MTH 7241
Practice Problems for Test 1
数学测试代考 1).Four balls are chosen at random from a box which contains two Red balls and some number of Green balls. The probability that both Red balls are
1).
Four balls are chosen at random from a box which contains two Red balls and some number of Green balls. The probability that both Red balls are chosen is twice the probability that neither Red ball is chosen. How many Green balls are in the box?
2). 数学测试代考
A maze for rats is constructed with two doors; door 1 immediately leads to the exit, door 2 leads back to the maze after 1 minute. Assume that a rat is equally likely to choose either door at all times, and that if several rats are in the maze then they choose independently.
a). A rat is put in the maze. Find the expected time until it escapes.
b). Two rats are put in the maze. Find the expected time until the first escape occurs, and find the expected time until both escape.
c). Suppose n rats are put in the maze. Find the expected time until the first escape occurs. [Hint: you may want to condition on the first choices made by all the rats].
3). 数学测试代考
A biased coin has probability p of coming up Heads. The coin is tossed repeatedly.
Let N2 be the number of tosses until the first occurrence of the sequence (Heads, Tails). Use the conditional expectation method to compute E[N2]. [Hint: follow the methodology used in class, when we computed the expected number of tosses until the first occurrence of Heads. You will find it useful to first separately compute E[N2|H1] where H1 is the event that the first toss comes up Heads].
4).
Mary’s bowl of spaghetti contains n She selects two ends at random and joins them together. She does this until there are no ends left. What is the expected number of spaghetti hoops in the bowl?
5). 数学测试代考
3 balls are distributed in 3 boxes. At each step, one of the balls is selected at random, taken out of whichever box it is in, and moved at random to one of the other boxes. Let Xn be the number of balls in the first box, after n steps.

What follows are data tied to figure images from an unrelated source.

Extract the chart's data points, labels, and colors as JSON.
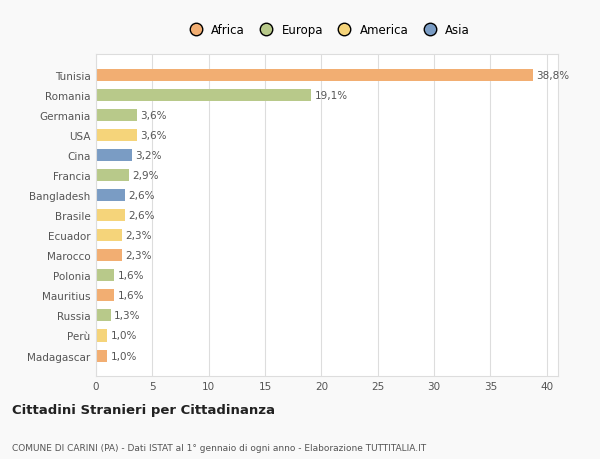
{
  "countries": [
    "Tunisia",
    "Romania",
    "Germania",
    "USA",
    "Cina",
    "Francia",
    "Bangladesh",
    "Brasile",
    "Ecuador",
    "Marocco",
    "Polonia",
    "Mauritius",
    "Russia",
    "Perù",
    "Madagascar"
  ],
  "values": [
    38.8,
    19.1,
    3.6,
    3.6,
    3.2,
    2.9,
    2.6,
    2.6,
    2.3,
    2.3,
    1.6,
    1.6,
    1.3,
    1.0,
    1.0
  ],
  "labels": [
    "38,8%",
    "19,1%",
    "3,6%",
    "3,6%",
    "3,2%",
    "2,9%",
    "2,6%",
    "2,6%",
    "2,3%",
    "2,3%",
    "1,6%",
    "1,6%",
    "1,3%",
    "1,0%",
    "1,0%"
  ],
  "continents": [
    "Africa",
    "Europa",
    "Europa",
    "America",
    "Asia",
    "Europa",
    "Asia",
    "America",
    "America",
    "Africa",
    "Europa",
    "Africa",
    "Europa",
    "America",
    "Africa"
  ],
  "continent_colors": {
    "Africa": "#F2AE72",
    "Europa": "#B8C98A",
    "America": "#F5D47A",
    "Asia": "#7A9CC4"
  },
  "legend_items": [
    "Africa",
    "Europa",
    "America",
    "Asia"
  ],
  "legend_colors": [
    "#F2AE72",
    "#B8C98A",
    "#F5D47A",
    "#7A9CC4"
  ],
  "xlim": [
    0,
    41
  ],
  "xticks": [
    0,
    5,
    10,
    15,
    20,
    25,
    30,
    35,
    40
  ],
  "title": "Cittadini Stranieri per Cittadinanza",
  "subtitle": "COMUNE DI CARINI (PA) - Dati ISTAT al 1° gennaio di ogni anno - Elaborazione TUTTITALIA.IT",
  "background_color": "#f9f9f9",
  "bar_background": "#ffffff",
  "grid_color": "#dddddd",
  "label_fontsize": 7.5,
  "tick_fontsize": 7.5,
  "legend_fontsize": 8.5
}
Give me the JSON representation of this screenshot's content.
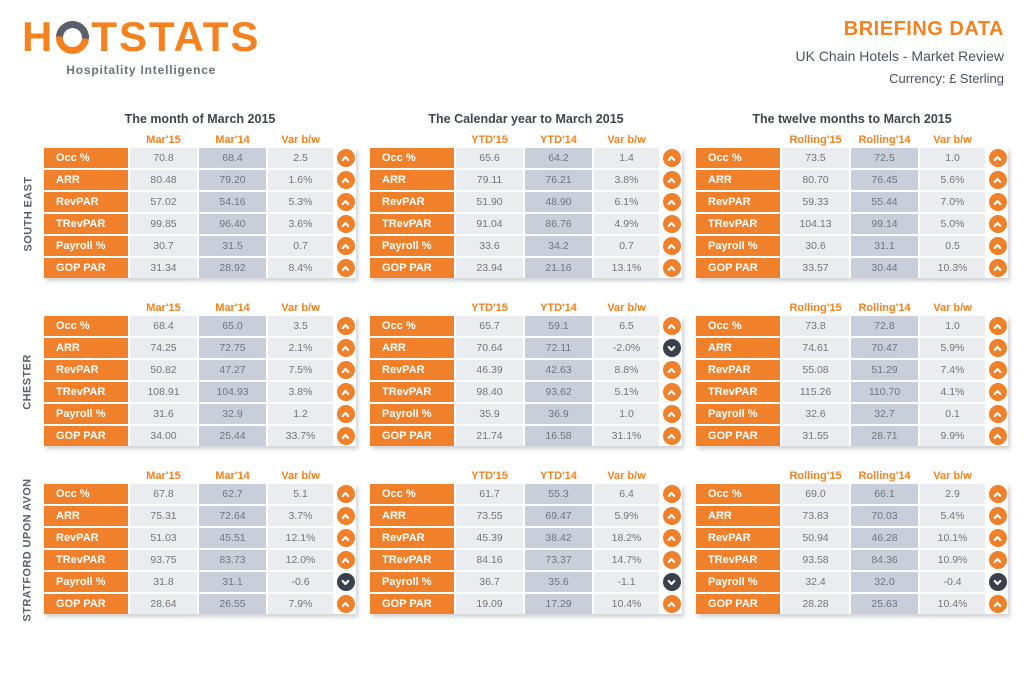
{
  "header": {
    "logo_pre": "H",
    "logo_post": "TSTATS",
    "tagline": "Hospitality Intelligence",
    "title": "BRIEFING DATA",
    "subtitle": "UK Chain Hotels - Market Review",
    "currency": "Currency: £ Sterling"
  },
  "colors": {
    "orange": "#F5821F",
    "table_orange": "#F0812A",
    "down_arrow_bg": "#3A414D",
    "col_2015_bg": "#EAECEF",
    "col_2014_bg": "#C9CFDA",
    "variance_bg": "#EAECEF",
    "dark_text": "#4A5160"
  },
  "report": {
    "periods": [
      {
        "title": "The month of March 2015",
        "columns": [
          "Mar'15",
          "Mar'14",
          "Var b/w"
        ]
      },
      {
        "title": "The Calendar year to March 2015",
        "columns": [
          "YTD'15",
          "YTD'14",
          "Var b/w"
        ]
      },
      {
        "title": "The twelve months to March 2015",
        "columns": [
          "Rolling'15",
          "Rolling'14",
          "Var b/w"
        ]
      }
    ],
    "metrics": [
      "Occ %",
      "ARR",
      "RevPAR",
      "TRevPAR",
      "Payroll %",
      "GOP PAR"
    ],
    "regions": [
      {
        "name": "SOUTH EAST",
        "tables": [
          {
            "rows": [
              {
                "values": [
                  "70.8",
                  "68.4",
                  "2.5"
                ],
                "trend": "up"
              },
              {
                "values": [
                  "80.48",
                  "79.20",
                  "1.6%"
                ],
                "trend": "up"
              },
              {
                "values": [
                  "57.02",
                  "54.16",
                  "5.3%"
                ],
                "trend": "up"
              },
              {
                "values": [
                  "99.85",
                  "96.40",
                  "3.6%"
                ],
                "trend": "up"
              },
              {
                "values": [
                  "30.7",
                  "31.5",
                  "0.7"
                ],
                "trend": "up"
              },
              {
                "values": [
                  "31.34",
                  "28.92",
                  "8.4%"
                ],
                "trend": "up"
              }
            ]
          },
          {
            "rows": [
              {
                "values": [
                  "65.6",
                  "64.2",
                  "1.4"
                ],
                "trend": "up"
              },
              {
                "values": [
                  "79.11",
                  "76.21",
                  "3.8%"
                ],
                "trend": "up"
              },
              {
                "values": [
                  "51.90",
                  "48.90",
                  "6.1%"
                ],
                "trend": "up"
              },
              {
                "values": [
                  "91.04",
                  "86.76",
                  "4.9%"
                ],
                "trend": "up"
              },
              {
                "values": [
                  "33.6",
                  "34.2",
                  "0.7"
                ],
                "trend": "up"
              },
              {
                "values": [
                  "23.94",
                  "21.16",
                  "13.1%"
                ],
                "trend": "up"
              }
            ]
          },
          {
            "rows": [
              {
                "values": [
                  "73.5",
                  "72.5",
                  "1.0"
                ],
                "trend": "up"
              },
              {
                "values": [
                  "80.70",
                  "76.45",
                  "5.6%"
                ],
                "trend": "up"
              },
              {
                "values": [
                  "59.33",
                  "55.44",
                  "7.0%"
                ],
                "trend": "up"
              },
              {
                "values": [
                  "104.13",
                  "99.14",
                  "5.0%"
                ],
                "trend": "up"
              },
              {
                "values": [
                  "30.6",
                  "31.1",
                  "0.5"
                ],
                "trend": "up"
              },
              {
                "values": [
                  "33.57",
                  "30.44",
                  "10.3%"
                ],
                "trend": "up"
              }
            ]
          }
        ]
      },
      {
        "name": "CHESTER",
        "tables": [
          {
            "rows": [
              {
                "values": [
                  "68.4",
                  "65.0",
                  "3.5"
                ],
                "trend": "up"
              },
              {
                "values": [
                  "74.25",
                  "72.75",
                  "2.1%"
                ],
                "trend": "up"
              },
              {
                "values": [
                  "50.82",
                  "47.27",
                  "7.5%"
                ],
                "trend": "up"
              },
              {
                "values": [
                  "108.91",
                  "104.93",
                  "3.8%"
                ],
                "trend": "up"
              },
              {
                "values": [
                  "31.6",
                  "32.9",
                  "1.2"
                ],
                "trend": "up"
              },
              {
                "values": [
                  "34.00",
                  "25.44",
                  "33.7%"
                ],
                "trend": "up"
              }
            ]
          },
          {
            "rows": [
              {
                "values": [
                  "65.7",
                  "59.1",
                  "6.5"
                ],
                "trend": "up"
              },
              {
                "values": [
                  "70.64",
                  "72.11",
                  "-2.0%"
                ],
                "trend": "down"
              },
              {
                "values": [
                  "46.39",
                  "42.63",
                  "8.8%"
                ],
                "trend": "up"
              },
              {
                "values": [
                  "98.40",
                  "93.62",
                  "5.1%"
                ],
                "trend": "up"
              },
              {
                "values": [
                  "35.9",
                  "36.9",
                  "1.0"
                ],
                "trend": "up"
              },
              {
                "values": [
                  "21.74",
                  "16.58",
                  "31.1%"
                ],
                "trend": "up"
              }
            ]
          },
          {
            "rows": [
              {
                "values": [
                  "73.8",
                  "72.8",
                  "1.0"
                ],
                "trend": "up"
              },
              {
                "values": [
                  "74.61",
                  "70.47",
                  "5.9%"
                ],
                "trend": "up"
              },
              {
                "values": [
                  "55.08",
                  "51.29",
                  "7.4%"
                ],
                "trend": "up"
              },
              {
                "values": [
                  "115.26",
                  "110.70",
                  "4.1%"
                ],
                "trend": "up"
              },
              {
                "values": [
                  "32.6",
                  "32.7",
                  "0.1"
                ],
                "trend": "up"
              },
              {
                "values": [
                  "31.55",
                  "28.71",
                  "9.9%"
                ],
                "trend": "up"
              }
            ]
          }
        ]
      },
      {
        "name": "STRATFORD UPON AVON",
        "tables": [
          {
            "rows": [
              {
                "values": [
                  "67.8",
                  "62.7",
                  "5.1"
                ],
                "trend": "up"
              },
              {
                "values": [
                  "75.31",
                  "72.64",
                  "3.7%"
                ],
                "trend": "up"
              },
              {
                "values": [
                  "51.03",
                  "45.51",
                  "12.1%"
                ],
                "trend": "up"
              },
              {
                "values": [
                  "93.75",
                  "83.73",
                  "12.0%"
                ],
                "trend": "up"
              },
              {
                "values": [
                  "31.8",
                  "31.1",
                  "-0.6"
                ],
                "trend": "down"
              },
              {
                "values": [
                  "28.64",
                  "26.55",
                  "7.9%"
                ],
                "trend": "up"
              }
            ]
          },
          {
            "rows": [
              {
                "values": [
                  "61.7",
                  "55.3",
                  "6.4"
                ],
                "trend": "up"
              },
              {
                "values": [
                  "73.55",
                  "69.47",
                  "5.9%"
                ],
                "trend": "up"
              },
              {
                "values": [
                  "45.39",
                  "38.42",
                  "18.2%"
                ],
                "trend": "up"
              },
              {
                "values": [
                  "84.16",
                  "73.37",
                  "14.7%"
                ],
                "trend": "up"
              },
              {
                "values": [
                  "36.7",
                  "35.6",
                  "-1.1"
                ],
                "trend": "down"
              },
              {
                "values": [
                  "19.09",
                  "17.29",
                  "10.4%"
                ],
                "trend": "up"
              }
            ]
          },
          {
            "rows": [
              {
                "values": [
                  "69.0",
                  "66.1",
                  "2.9"
                ],
                "trend": "up"
              },
              {
                "values": [
                  "73.83",
                  "70.03",
                  "5.4%"
                ],
                "trend": "up"
              },
              {
                "values": [
                  "50.94",
                  "46.28",
                  "10.1%"
                ],
                "trend": "up"
              },
              {
                "values": [
                  "93.58",
                  "84.36",
                  "10.9%"
                ],
                "trend": "up"
              },
              {
                "values": [
                  "32.4",
                  "32.0",
                  "-0.4"
                ],
                "trend": "down"
              },
              {
                "values": [
                  "28.28",
                  "25.63",
                  "10.4%"
                ],
                "trend": "up"
              }
            ]
          }
        ]
      }
    ]
  }
}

a). Find the transition matrix of the chain X0, X1, . . ..
b). Find the stationary distribution of the chain.
Number the states {1, 2, 3, 4} in the order presented.
a). Find and classify the equivalence classes of the states (irreducible and transient).
b). Find a stationary distribution for the chain.
7). 数学测试代考
Suppose that coin 1 has probability 0.7 of coming up Heads, and coin 2 has probability 0.4 of coming up Heads. If the coin tossed today comes up Heads, then we select coin 1 to toss tomorrow, and if it comes up Tails, then we select coin 2 to toss tomorrow. If the coin initially tossed is equally likely to be coin 1 or coin 2, then what is the probability that the coin tossed on the third day after the initial toss is coin 1?